This article, by Professor Rory Medcalf, appeared in the Australian Financial Review on 30 June 2022.
Amid the carnage Russia is inflicting on Ukraine, what is surprising is not how little attention Europe is paying to the security problems of Australia’s region - but how much.
Thus in attending this week’s NATO summit in Madrid, Prime Minister Anthony Albanese has joined a deepening international response to the convergence of strategic risks across the Euro-Atlantic and Indo-Pacific.
It may not yet be quite a united front against the authoritarian challenge from Russia and China, but the trend is in that direction.
Not all European governments want to agree with the Biden Administration’s assessment that the world is now a single theatre of strategic and ideological competition.
And of course there are differences between Russia’s murderous recolonisation and China’s many shades of coercion, though the threat to take Taiwan is less warlike only by degree.
But many European strategists are moving closer to the one theatre thesis. Russia and China are proving the point, with the threatening alignment of Vladimir Putin and Xi Jinping, outlined in their ‘no limits’ partnership on the eve of war.
Australians should not underestimate the new seriousness about national security across Europe. Governments there already accept the grim reality that the road out of pandemic runs through a geopolitical and geoeconomic battlefield.
The near-term focus is Putin’s horrific aggression: hence NATO countries are arming Kyiv, strengthening their own defences including with a vastly expanded rapid-reaction force, and adapting the alliance for a dangerous future.
The sudden determination of Finland and Sweden to shed residual neutrality and join the alliance is no less transformative than Australia’s decision to abandon its taboo on nuclear-powered submarines.
Incidentally, the strategic logic of AUKUS – deterring China - is now quietly accepted in Europe, even as the diplomatic bruises gradually fade.
As Putin’s Ukraine blunder depletes his forces, and the nations of Europe combine and invest in their own, the requirement for an American deterrent in Europe – other than the nuclear backbone - will diminish. This will free up Washington to concentrate more on countering China.
And China’s diplomatic and propagandist enabling of Russia’s invasion of Ukraine is crystallising European mistrust of Beijing.

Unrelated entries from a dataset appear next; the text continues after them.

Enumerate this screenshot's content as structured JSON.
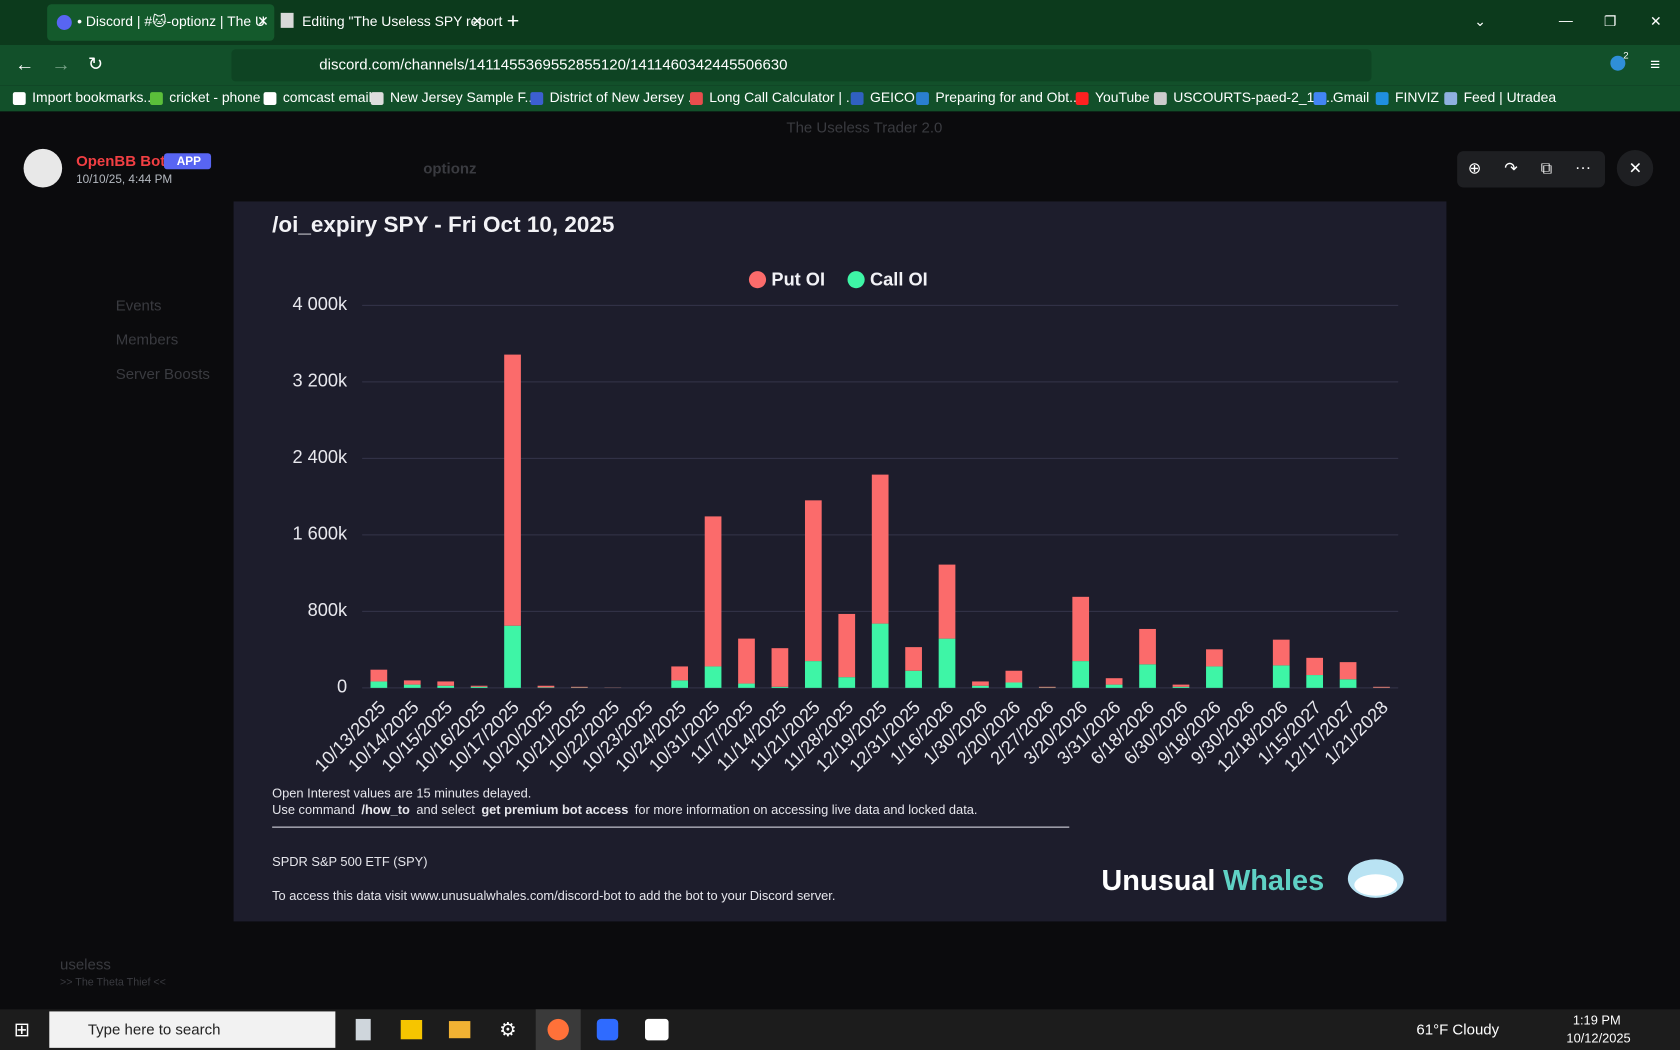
{
  "browser": {
    "tabs": [
      "• Discord | #🐱-optionz | The U",
      "Editing \"The Useless SPY report"
    ],
    "url": "discord.com/channels/1411455369552855120/1411460342445506630",
    "bookmarks": [
      "Import bookmarks...",
      "cricket - phone",
      "comcast email",
      "New Jersey Sample F...",
      "District of New Jersey ...",
      "Long Call Calculator | ...",
      "GEICO",
      "Preparing for and Obt...",
      "YouTube",
      "USCOURTS-paed-2_12...",
      "Gmail",
      "FINVIZ",
      "Feed | Utradea"
    ],
    "extension_badge": "2"
  },
  "discord": {
    "server_name": "The Useless Trader 2.0",
    "channel": "optionz",
    "sidebar": [
      "Events",
      "Members",
      "Server Boosts"
    ],
    "user": "useless",
    "user_status": ">> The Theta Thief <<",
    "message": {
      "author": "OpenBB Bot",
      "badge": "APP",
      "timestamp": "10/10/25, 4:44 PM"
    }
  },
  "chart_data": {
    "type": "stacked_bar",
    "title": "/oi_expiry SPY - Fri Oct 10, 2025",
    "categories": [
      "10/13/2025",
      "10/14/2025",
      "10/15/2025",
      "10/16/2025",
      "10/17/2025",
      "10/20/2025",
      "10/21/2025",
      "10/22/2025",
      "10/23/2025",
      "10/24/2025",
      "10/31/2025",
      "11/7/2025",
      "11/14/2025",
      "11/21/2025",
      "11/28/2025",
      "12/19/2025",
      "12/31/2025",
      "1/16/2026",
      "1/30/2026",
      "2/20/2026",
      "2/27/2026",
      "3/20/2026",
      "3/31/2026",
      "6/18/2026",
      "6/30/2026",
      "9/18/2026",
      "9/30/2026",
      "12/18/2026",
      "1/15/2027",
      "12/17/2027",
      "1/21/2028"
    ],
    "series": [
      {
        "name": "Call OI",
        "color": "#3ef5a6",
        "values": [
          67,
          34,
          22,
          11,
          650,
          5,
          3,
          1,
          0,
          78,
          224,
          45,
          11,
          280,
          112,
          672,
          179,
          515,
          22,
          56,
          3,
          280,
          34,
          246,
          11,
          224,
          0,
          235,
          134,
          90,
          2
        ]
      },
      {
        "name": "Put OI",
        "color": "#fb6b6b",
        "values": [
          123,
          44,
          45,
          11,
          2835,
          17,
          8,
          2,
          0,
          146,
          1569,
          470,
          404,
          1681,
          661,
          1558,
          247,
          774,
          45,
          123,
          8,
          672,
          67,
          370,
          23,
          179,
          0,
          269,
          180,
          179,
          9
        ]
      }
    ],
    "legend_order": [
      1,
      0
    ],
    "ylim": [
      0,
      4000
    ],
    "yticks": [
      0,
      {
        "value": 800,
        "label": "800k"
      },
      {
        "value": 1600,
        "label": "1 600k"
      },
      {
        "value": 2400,
        "label": "2 400k"
      },
      {
        "value": 3200,
        "label": "3 200k"
      },
      {
        "value": 4000,
        "label": "4 000k"
      }
    ],
    "grid": true,
    "legend": "top"
  },
  "footer": {
    "note": "Open Interest values are 15 minutes delayed.",
    "command_parts": [
      "Use command",
      "/how_to",
      "and select",
      "get premium bot access",
      "for more information on accessing live data and locked data."
    ],
    "ticker_name": "SPDR S&P 500 ETF (SPY)",
    "access": "To access this data visit www.unusualwhales.com/discord-bot to add the bot to your Discord server.",
    "logo": [
      "Unusual",
      "Whales"
    ]
  },
  "taskbar": {
    "search": "Type here to search",
    "weather": "61°F Cloudy",
    "time": "1:19 PM",
    "date": "10/12/2025"
  }
}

As Germany and other European powers face up to their folly of economic dependence on Russia, in the form of energy, they are looking to the longer term and recognising the need to reduce reliance on China as well, in supply chains, investment and technology.
It won’t be full decoupling, but conversations have even begun in European circles about how to discourage Chinese aggression against Taiwan through a playbook of economic sanctions – given that China arguably needs Europe more than the other way around.

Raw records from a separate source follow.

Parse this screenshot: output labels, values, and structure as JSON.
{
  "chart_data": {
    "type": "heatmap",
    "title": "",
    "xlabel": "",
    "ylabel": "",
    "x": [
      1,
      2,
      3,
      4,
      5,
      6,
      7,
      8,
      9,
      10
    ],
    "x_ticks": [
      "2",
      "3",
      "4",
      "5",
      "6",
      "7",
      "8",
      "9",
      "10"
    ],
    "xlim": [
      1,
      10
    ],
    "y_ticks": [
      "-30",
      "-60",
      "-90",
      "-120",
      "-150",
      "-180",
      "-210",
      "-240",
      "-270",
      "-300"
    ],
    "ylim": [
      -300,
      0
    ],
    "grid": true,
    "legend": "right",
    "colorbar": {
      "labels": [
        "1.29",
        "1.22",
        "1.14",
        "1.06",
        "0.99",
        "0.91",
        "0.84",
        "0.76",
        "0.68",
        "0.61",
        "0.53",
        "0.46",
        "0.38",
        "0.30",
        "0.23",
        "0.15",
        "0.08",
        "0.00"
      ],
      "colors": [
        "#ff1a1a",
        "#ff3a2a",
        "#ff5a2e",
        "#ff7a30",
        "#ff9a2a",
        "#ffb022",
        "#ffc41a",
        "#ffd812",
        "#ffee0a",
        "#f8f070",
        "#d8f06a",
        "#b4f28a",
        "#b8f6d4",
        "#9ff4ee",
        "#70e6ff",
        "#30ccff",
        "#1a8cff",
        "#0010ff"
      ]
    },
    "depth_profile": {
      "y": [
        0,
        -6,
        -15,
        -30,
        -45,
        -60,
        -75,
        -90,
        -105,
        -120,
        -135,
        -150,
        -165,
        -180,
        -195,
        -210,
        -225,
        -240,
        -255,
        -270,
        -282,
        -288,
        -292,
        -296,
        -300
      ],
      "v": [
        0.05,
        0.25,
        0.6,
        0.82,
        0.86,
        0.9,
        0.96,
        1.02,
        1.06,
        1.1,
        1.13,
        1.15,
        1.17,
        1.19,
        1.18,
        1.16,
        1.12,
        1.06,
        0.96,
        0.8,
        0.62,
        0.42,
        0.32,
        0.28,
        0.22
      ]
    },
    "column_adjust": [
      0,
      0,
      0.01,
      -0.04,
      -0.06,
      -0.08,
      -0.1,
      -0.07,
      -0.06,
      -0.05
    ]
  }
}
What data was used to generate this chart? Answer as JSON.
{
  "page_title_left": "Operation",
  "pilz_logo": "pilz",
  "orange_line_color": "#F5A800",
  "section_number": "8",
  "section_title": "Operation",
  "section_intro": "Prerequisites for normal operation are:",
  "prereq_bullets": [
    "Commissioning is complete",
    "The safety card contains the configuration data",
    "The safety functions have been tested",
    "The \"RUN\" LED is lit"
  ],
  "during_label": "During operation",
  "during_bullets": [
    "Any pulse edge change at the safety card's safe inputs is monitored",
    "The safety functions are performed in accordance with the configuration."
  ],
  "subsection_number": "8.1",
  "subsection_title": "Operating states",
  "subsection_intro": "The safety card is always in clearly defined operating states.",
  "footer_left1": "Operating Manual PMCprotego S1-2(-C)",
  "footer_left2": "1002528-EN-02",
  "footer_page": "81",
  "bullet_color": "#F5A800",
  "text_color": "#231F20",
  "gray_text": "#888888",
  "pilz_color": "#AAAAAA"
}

These are hardly outcomes Xi would have foreseen or desired. Such is the tunnel of dictatorial foresight.
In the Madrid dialogue, Prime Minster Albanese and his fellow visiting leaders from Japan, South Korea and New Zealand are sensibly downplaying expectations of a security role for NATO in the Indo-Pacific.
After all, the best thing that Europe can do for stability in Asia is to protect itself – including Ukraine – against Russia. The power of that example would reinforce the credibility of the United States and its Indo-Pacific allies and partners in staying Xi’s hand against Taiwan and China’s other potential military targets.
But the historic character of this NATO summit extends to the Indo-Pacific nonetheless, and not only because the alliance’s new ‘strategic concept’ will identify China as a clear challenge – or worse - to the interests and values of its member states.
To be sure, the NATO treaty applies to threats against member states in the Euro-Atlantic area, even if this has led to deployments as far afield as Afghanistan.
But even without formally shifting to a global footprint, altered facts of threat and capability are making the alliance globally consequential.
The alliance is investing in innovation to strengthen all member states across precisely the technology domains China seeks to seize, such as artificial intelligence, cyber, space and hypersonic missiles.
NATO states – individually and collectively – are stepping up their ‘capacity-building’ of Indo-Pacific nations, such as in Southeast Asia and the Indian Ocean, which will improve local forces’ ability to detect and resist China’s encroachments.
And the European impact on outcomes in the Indo-Pacific will not rest on NATO alone.
The European Union now has an Indo-Pacific strategy which, while not confrontational with China, involves providing alternatives to regional nations in ways that respect sovereignty and democratic values.
The election of the Albanese government – with its more committed climate agenda and diplomatic reset with France – provides the opportunity for a new spring in Australia-EU collaboration across the full policy agenda.
The aggregate of EU aid, trade, investment, technology and education ties with developing countries in this region is formidable.
The new awareness of China risk will encourage European capitals to make these contributions count for more, through reframing and coordinating them for geostrategic ends– including in partnership with Australia and the Quad.
This could prove a force multiplier from across the seas as Australia’s new government pursues its own offensive of soft and smart power in Southeast Asia and the Pacific.
Professor Rory Medcalf is Head of the ANU National Security College. He is a convener of the Australia-EU strategic dialogue held last week in Brussels.